Orson welles, F for forgotten
partie 2 : a kind of magic

On aurait presque fini par l'oublier mais Orson Welles était un féru de magie et pratiquait lui-même la prestidigitation avec un talent certain. Si cette passion est généralement absente de ses longs métrages (exception faîte de Vérités et mensonges), elle s'est retrouvée au cœur de nombreux projets inaboutis et de divers court métrages. Il faut savoir que la magie était bien plus qu'un simple hobby pour Welles, et il souffrait de n'être pas pris au sérieux par ses amis qui ne s'intéressaient que peu à ses tours qu'il essayait pourtant de faire lors de soirées mondaines. Les œuvres plus modestes ou confidentielles de sa période "nomade" lui ont sans doute permis de mettre plus en avant cette passion, voire à en faire la mécanique même de sa mise en scène.

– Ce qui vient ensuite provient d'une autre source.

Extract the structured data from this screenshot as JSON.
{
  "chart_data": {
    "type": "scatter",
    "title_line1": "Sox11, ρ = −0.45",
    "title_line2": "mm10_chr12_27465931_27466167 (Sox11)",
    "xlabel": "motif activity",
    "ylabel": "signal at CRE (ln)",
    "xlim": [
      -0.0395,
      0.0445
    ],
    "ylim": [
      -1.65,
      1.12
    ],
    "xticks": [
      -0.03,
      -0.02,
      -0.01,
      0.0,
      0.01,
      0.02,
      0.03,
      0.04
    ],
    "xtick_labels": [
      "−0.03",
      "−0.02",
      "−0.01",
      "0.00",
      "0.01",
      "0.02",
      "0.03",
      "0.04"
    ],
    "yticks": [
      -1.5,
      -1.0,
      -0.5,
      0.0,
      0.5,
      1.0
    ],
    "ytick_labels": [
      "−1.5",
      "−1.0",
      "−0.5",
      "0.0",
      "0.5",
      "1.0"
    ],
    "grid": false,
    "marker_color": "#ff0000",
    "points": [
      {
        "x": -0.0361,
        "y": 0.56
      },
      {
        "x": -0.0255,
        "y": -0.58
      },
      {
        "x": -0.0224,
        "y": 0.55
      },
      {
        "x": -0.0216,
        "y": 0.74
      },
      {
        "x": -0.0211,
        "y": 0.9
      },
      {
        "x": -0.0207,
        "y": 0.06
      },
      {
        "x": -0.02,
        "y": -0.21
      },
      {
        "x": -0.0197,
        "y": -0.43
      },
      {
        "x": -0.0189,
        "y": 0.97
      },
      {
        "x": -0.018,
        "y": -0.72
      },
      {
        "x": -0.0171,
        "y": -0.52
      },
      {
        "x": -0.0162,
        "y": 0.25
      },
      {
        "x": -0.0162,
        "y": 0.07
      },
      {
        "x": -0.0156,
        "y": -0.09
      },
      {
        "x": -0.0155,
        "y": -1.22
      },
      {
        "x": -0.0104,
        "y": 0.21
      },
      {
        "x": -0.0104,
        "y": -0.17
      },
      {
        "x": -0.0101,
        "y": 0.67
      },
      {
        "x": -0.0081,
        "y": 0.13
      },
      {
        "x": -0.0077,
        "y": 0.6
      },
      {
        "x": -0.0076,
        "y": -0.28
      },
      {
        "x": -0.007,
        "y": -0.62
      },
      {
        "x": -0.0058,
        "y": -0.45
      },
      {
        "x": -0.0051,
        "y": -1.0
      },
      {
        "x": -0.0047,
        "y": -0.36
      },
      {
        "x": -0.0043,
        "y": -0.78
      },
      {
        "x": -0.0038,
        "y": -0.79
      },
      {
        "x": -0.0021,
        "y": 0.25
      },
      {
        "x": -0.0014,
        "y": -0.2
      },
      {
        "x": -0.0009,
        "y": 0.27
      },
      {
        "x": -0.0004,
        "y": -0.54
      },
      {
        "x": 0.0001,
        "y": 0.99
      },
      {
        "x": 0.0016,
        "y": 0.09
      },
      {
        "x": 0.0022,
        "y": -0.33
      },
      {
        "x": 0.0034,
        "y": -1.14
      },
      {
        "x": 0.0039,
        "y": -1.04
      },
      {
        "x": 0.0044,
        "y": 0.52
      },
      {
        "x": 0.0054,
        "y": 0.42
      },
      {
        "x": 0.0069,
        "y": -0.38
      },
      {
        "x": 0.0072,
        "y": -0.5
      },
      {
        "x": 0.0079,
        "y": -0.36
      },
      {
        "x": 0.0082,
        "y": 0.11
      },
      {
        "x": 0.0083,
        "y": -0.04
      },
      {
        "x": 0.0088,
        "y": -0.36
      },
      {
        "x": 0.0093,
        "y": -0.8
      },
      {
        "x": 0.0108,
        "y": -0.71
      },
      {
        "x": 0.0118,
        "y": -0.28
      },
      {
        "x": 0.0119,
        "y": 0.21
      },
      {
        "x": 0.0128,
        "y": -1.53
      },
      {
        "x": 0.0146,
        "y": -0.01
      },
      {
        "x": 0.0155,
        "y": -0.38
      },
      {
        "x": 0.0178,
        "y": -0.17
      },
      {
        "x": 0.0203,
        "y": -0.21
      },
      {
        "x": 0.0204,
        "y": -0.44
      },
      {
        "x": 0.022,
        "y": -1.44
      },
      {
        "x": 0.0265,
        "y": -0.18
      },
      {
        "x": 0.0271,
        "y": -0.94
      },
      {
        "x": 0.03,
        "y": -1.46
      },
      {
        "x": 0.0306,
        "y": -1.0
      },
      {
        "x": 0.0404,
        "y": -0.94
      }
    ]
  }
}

Les débuts officiels d'Orson Welles en tant que magicien pour le cinéma commencent en 1944 dans Follow the Boys, film conçu pour soutenir l'effort de guerre dans une succession de sketchs (musicaux ou non) qui sont autant d'occasions de voir un défilé de vedettes: George Raft, Jeanette MacDonald, The Andrew Sisters, W.C. Fieds, Dinah Shore... Welles y reprend un numéro de son spectacle The Mercury Wonder Show où il sciait en deux Rita Hayworth (tout récemment épousée), qui sera remplacée par Marlene Dietrich dans ce film patriotique. Son segment d'une petite dizaine de minutes fut apparemment bien réalisé par Welles lui-même bien que non crédité au générique. La "pure" magie y est en retrait au profit d'un humour pas forcément subtil mais efficace et percutant pour le grand bonheur des GI's présents dans le public. D'ailleurs le "truc" permettant d'avoir Dietrich sectionnée en deux est clairement un effet spécial cinématographique utilisant le concept du split-screen et celui de la double exposition.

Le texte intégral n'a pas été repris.